Against this background, it may be worthwhile stressing that history involves exploration of the past centred around targeted (rather than random) collection of evidence which is carefully analyzed and weighed against other available evidence, that it can develop ‘theories’ (or hypotheses, as they could be called in some other disciplines) and then seek evidence which supports them, that on the basis of such evidence, the theories being tested are strengthened or weakened. Historians are also aware that theories based on insufficient or insufficiently solid evidence are provisional and may be changed or abandoned in favour of other theories as further evidence comes in. Such work and such an approach fit rather well into the Popperian cycle of empirical theory-testing which one tends to associate with the natural sciences.

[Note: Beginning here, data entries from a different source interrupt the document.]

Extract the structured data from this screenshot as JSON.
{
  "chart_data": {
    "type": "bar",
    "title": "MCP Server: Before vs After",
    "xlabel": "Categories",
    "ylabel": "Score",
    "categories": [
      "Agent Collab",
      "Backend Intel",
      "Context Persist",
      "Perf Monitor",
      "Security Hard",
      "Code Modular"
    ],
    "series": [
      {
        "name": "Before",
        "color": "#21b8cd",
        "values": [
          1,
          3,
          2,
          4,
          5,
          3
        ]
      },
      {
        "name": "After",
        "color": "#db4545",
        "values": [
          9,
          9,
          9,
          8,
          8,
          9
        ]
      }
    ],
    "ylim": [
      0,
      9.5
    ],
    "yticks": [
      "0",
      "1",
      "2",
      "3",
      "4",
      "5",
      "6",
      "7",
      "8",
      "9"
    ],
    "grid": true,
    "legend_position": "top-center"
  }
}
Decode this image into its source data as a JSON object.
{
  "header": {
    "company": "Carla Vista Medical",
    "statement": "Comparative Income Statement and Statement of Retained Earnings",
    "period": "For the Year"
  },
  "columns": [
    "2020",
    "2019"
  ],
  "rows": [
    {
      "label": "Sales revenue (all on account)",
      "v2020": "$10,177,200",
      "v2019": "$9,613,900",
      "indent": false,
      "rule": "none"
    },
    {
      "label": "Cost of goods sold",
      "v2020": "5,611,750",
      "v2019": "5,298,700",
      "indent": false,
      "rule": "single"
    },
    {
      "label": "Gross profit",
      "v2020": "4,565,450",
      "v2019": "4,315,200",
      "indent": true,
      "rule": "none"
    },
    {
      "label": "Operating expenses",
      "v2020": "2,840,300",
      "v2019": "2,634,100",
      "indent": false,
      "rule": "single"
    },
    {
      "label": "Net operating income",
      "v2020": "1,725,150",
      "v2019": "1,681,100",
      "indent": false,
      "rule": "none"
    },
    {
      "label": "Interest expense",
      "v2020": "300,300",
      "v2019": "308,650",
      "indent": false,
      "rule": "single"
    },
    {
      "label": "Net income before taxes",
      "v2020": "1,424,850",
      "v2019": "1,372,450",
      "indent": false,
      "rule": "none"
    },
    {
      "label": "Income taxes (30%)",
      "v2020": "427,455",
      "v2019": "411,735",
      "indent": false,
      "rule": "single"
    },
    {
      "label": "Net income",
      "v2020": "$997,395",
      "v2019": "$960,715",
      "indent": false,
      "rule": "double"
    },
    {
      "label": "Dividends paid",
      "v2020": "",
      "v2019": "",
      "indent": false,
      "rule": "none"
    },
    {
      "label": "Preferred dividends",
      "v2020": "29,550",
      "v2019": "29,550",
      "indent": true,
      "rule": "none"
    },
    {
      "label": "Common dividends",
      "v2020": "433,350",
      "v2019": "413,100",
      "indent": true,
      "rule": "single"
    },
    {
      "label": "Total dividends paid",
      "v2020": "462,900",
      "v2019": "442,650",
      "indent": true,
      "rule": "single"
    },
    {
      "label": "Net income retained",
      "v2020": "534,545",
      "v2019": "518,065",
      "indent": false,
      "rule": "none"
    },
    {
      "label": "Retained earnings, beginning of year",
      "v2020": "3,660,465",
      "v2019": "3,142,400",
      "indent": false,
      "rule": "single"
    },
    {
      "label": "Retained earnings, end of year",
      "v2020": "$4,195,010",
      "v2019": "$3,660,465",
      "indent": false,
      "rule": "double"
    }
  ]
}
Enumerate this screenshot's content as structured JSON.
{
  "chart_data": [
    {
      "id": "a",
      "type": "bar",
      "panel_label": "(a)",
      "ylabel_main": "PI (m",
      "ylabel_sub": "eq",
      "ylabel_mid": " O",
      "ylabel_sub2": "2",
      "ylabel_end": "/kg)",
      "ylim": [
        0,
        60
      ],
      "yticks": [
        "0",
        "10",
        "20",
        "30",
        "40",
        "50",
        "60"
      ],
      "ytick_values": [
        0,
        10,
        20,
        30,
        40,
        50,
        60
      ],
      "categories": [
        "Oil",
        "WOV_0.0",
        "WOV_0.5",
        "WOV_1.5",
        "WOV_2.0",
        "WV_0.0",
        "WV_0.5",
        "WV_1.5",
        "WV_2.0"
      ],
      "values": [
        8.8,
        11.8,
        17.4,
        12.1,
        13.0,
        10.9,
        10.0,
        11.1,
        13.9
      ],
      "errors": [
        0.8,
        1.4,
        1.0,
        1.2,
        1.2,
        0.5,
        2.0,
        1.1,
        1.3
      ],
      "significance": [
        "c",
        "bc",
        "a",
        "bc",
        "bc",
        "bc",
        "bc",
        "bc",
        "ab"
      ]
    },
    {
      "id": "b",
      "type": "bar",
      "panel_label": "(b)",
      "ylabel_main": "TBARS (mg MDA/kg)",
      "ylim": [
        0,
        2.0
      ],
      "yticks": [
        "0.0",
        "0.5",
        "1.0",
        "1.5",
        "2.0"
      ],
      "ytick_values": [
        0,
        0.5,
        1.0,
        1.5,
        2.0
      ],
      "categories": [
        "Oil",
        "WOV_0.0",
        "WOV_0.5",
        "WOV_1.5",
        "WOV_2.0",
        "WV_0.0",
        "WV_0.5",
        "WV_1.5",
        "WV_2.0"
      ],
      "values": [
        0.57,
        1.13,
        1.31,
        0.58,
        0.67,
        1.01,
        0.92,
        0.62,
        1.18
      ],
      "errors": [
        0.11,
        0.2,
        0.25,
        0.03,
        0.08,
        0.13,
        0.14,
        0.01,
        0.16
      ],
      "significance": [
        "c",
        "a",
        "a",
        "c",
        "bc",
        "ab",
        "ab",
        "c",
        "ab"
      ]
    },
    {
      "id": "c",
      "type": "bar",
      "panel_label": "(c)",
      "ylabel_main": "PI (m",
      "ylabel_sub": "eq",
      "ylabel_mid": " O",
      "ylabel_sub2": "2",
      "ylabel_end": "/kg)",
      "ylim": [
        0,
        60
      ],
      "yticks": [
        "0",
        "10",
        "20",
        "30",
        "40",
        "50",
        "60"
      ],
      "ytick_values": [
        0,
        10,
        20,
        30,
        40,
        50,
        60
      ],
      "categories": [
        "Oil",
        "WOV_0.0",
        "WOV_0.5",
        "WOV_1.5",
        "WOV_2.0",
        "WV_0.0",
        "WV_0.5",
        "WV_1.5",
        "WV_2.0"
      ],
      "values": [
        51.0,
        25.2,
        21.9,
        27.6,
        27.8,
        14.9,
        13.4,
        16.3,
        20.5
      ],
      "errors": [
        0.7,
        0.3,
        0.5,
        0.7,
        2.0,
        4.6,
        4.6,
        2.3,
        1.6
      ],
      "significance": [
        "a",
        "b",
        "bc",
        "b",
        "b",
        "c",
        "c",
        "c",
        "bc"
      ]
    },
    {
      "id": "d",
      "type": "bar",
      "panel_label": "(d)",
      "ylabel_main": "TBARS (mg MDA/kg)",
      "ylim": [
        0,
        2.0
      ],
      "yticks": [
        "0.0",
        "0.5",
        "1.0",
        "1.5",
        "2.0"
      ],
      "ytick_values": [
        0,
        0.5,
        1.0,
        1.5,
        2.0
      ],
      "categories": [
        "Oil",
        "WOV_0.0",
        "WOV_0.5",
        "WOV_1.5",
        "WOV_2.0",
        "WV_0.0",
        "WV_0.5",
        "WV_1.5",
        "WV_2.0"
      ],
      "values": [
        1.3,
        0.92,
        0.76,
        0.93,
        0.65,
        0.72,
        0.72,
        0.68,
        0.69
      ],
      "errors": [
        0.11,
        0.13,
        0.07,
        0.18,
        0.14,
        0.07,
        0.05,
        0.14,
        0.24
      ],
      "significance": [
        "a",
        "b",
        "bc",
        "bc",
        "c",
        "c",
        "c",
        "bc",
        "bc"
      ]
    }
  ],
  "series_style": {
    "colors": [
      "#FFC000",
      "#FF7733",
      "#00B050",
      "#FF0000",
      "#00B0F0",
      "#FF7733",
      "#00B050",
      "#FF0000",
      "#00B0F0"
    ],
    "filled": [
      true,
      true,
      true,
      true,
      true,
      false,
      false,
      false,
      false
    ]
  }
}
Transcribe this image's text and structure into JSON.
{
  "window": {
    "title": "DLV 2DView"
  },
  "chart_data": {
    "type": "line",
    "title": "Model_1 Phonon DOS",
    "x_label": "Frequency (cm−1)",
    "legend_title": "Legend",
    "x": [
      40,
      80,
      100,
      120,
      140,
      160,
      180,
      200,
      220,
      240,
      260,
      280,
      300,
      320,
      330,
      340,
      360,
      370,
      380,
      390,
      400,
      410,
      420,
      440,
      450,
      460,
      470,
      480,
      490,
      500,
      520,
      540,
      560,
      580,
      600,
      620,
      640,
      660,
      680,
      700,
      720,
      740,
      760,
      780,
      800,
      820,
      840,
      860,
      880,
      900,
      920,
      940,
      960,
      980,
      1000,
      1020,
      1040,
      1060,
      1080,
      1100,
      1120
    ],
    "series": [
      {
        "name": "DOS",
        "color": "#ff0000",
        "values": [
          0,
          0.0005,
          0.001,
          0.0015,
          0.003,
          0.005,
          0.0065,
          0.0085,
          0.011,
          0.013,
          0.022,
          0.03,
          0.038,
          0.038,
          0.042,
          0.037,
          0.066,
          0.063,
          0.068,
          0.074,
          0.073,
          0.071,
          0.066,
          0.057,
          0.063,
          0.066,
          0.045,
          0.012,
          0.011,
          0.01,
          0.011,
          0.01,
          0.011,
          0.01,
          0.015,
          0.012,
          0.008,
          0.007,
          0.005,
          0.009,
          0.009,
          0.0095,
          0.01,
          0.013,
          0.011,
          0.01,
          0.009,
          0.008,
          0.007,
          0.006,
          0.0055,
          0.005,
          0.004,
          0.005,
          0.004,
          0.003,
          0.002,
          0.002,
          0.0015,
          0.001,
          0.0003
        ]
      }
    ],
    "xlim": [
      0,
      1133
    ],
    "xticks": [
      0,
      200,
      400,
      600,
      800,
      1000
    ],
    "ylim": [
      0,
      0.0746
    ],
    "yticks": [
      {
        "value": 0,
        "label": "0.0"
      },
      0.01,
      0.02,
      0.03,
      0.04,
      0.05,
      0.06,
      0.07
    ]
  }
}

Moreover, though History deals primarily with human behaviour as do the behavioural sciences, the evidence it seeks is of a relatively permanent nature: written records and historical artefacts do get damaged over time, but they are far more stable than many physical, chemical, botanical and other objects and phenomena which natural sciences analyze and measure. Would it not make sense to call History an essentially empirical discipline (though Historians may also want to reflect on historical phenomena more ‘philosophically’ in a LAP-oriented way)? In view of the nature of the evidence sought and used to develop theories, would it be absurd to make a case for the inclusion of this discipline from the Humanities among the ‘harder’ sciences?

These questions are designed to provoke, but ultimately to make a point: if we understand that it is possible to classify a discipline from the Humanities as an empirical discipline, and if this discipline can meet requirements of the ‘Scientific Approach’ whilst using qualitative rather than quantitative research and naturalistic methods rather than experimental methods, isn’t it time we let go of superficial stereotypes of ‘science’ and focus on underlying norms and processes?